D'une manière générale, la Commission s'est toujours opposée à de telles aides. Dans sa communication au Conseil du 25 mai 1978 relative à sa politique en matière d'aides sectorielles, elle a clairement indiqué que des aides temporaires destinées à pallier les conséquences sociales d'une situation de crise devaient être liées à des objectifs de restructuration du secteur concerné et subordonnées à une action des bénéficiaires tendant à faciliter leur adaptation. De même, dans ses lignes directrices pour l'examen
des aides nationales dans le secteur de la pêche (1), elle a rappelé que les aides au fonctionnement d'entreprises sont en principe incompatibles avec le marché commun, sauf si elles sont directement liées à un plan de restructuration jugé compatible avec le marché commun.

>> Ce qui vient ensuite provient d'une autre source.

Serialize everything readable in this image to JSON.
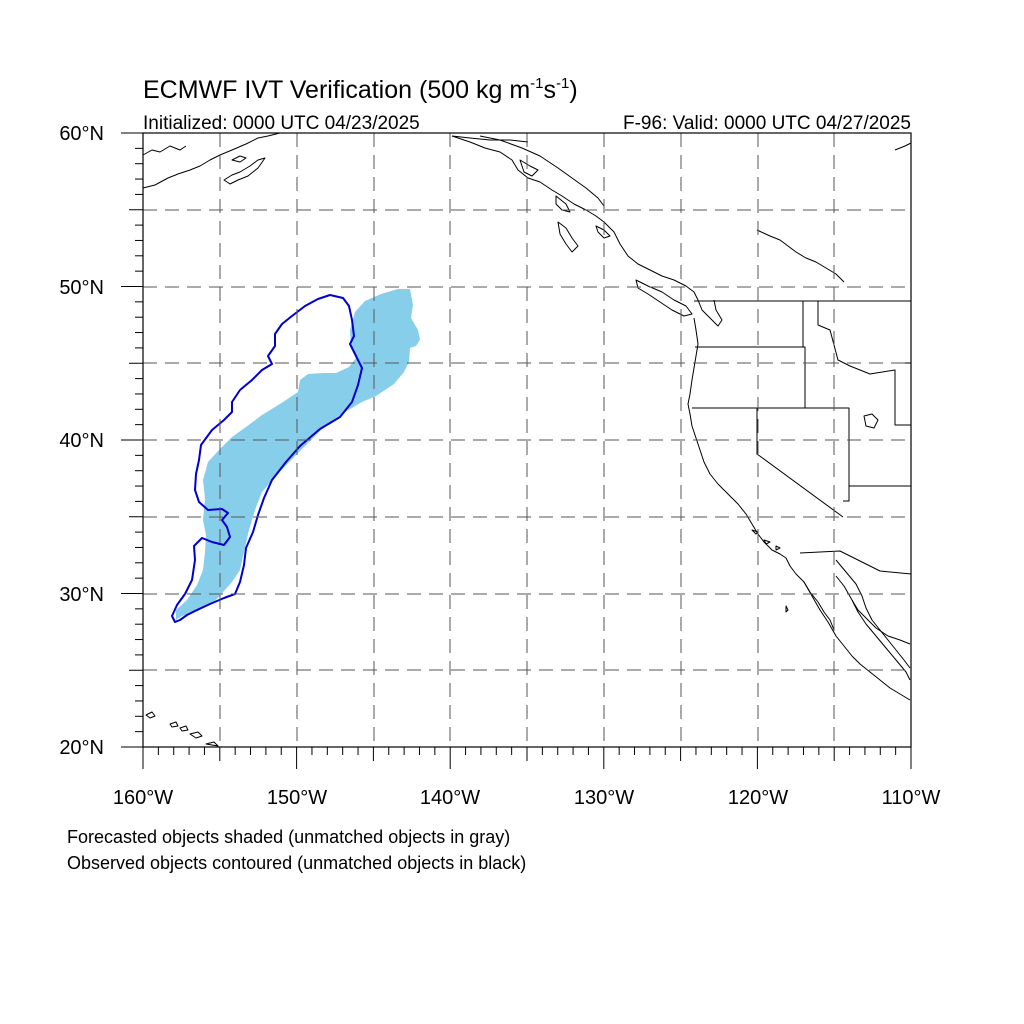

Tel n'est pas le cas pour l'aide en cause.
Il résulte de ce qui précède que l'aide en cause ne remplit pas les conditions requises pour bénéficier d'une des dérogations prévues à l'article 92 paragraphe 3 du traité et doit, par conséquent, être supprimée sans délai par le gouvernement français.
Cette aide ayant été octroyée illégalement, la présente décision ne préjuge pas les conséquences que la Commission en tirera, le cas échéant, sur le plan de la récupération des sommes engagées, conformément à sa lettre aux États membres, du 3 novembre 1983, concernant la récupération des aides illégalement octroyées (2),
A ARRÊTÉ LA PRÉSENTE DÉCISION:
Article premier
L'aide sous forme de modulation des prix du carburant pour les pêcheurs, octroyée en France épisodiquement de 1982 à 1985, est incompatible avec le marché commun aux termes de l'article 92 paragraphe 1 du traité CEE. Elle doit en conséquence être supprimée dans son entièreté et ne doit plus être octroyée à l'avenir.
Article 2
La France informe la Commission, dans le délai d'un mois à compter de la notification de la présente décision, des mesures qu'elle a prises pour se conformer aux dispositions de l'article 1er.
Article 3
La République française est destinataire de la présente décision.
Fait à Bruxelles, le 29 juillet 1986.
Par la Commission
António CARDOSO E CUNHA
Membre de la Commission
(1) JO no L 379 du 31. 12. 1981, p. 1.
(2) JO no C 227 du 7. 9. 1985, p. 3.
(1) Leclerc, affaire 231-83.
(2) JO no L 169 du 28. 6. 1983, p. 32.
(3) Arrêt du 13 mars 1985, dans l'affaire no 93-84.
(1) JO no L 37 du 10. 2. 1982, p. 29, et
JO no L 97 du 4. 4. 1985, p. 49.
(1) JO no C 268 du 19. 10. 1985, p. 2.
(2) JO no C 318 du 24. 11. 1983, p. 3.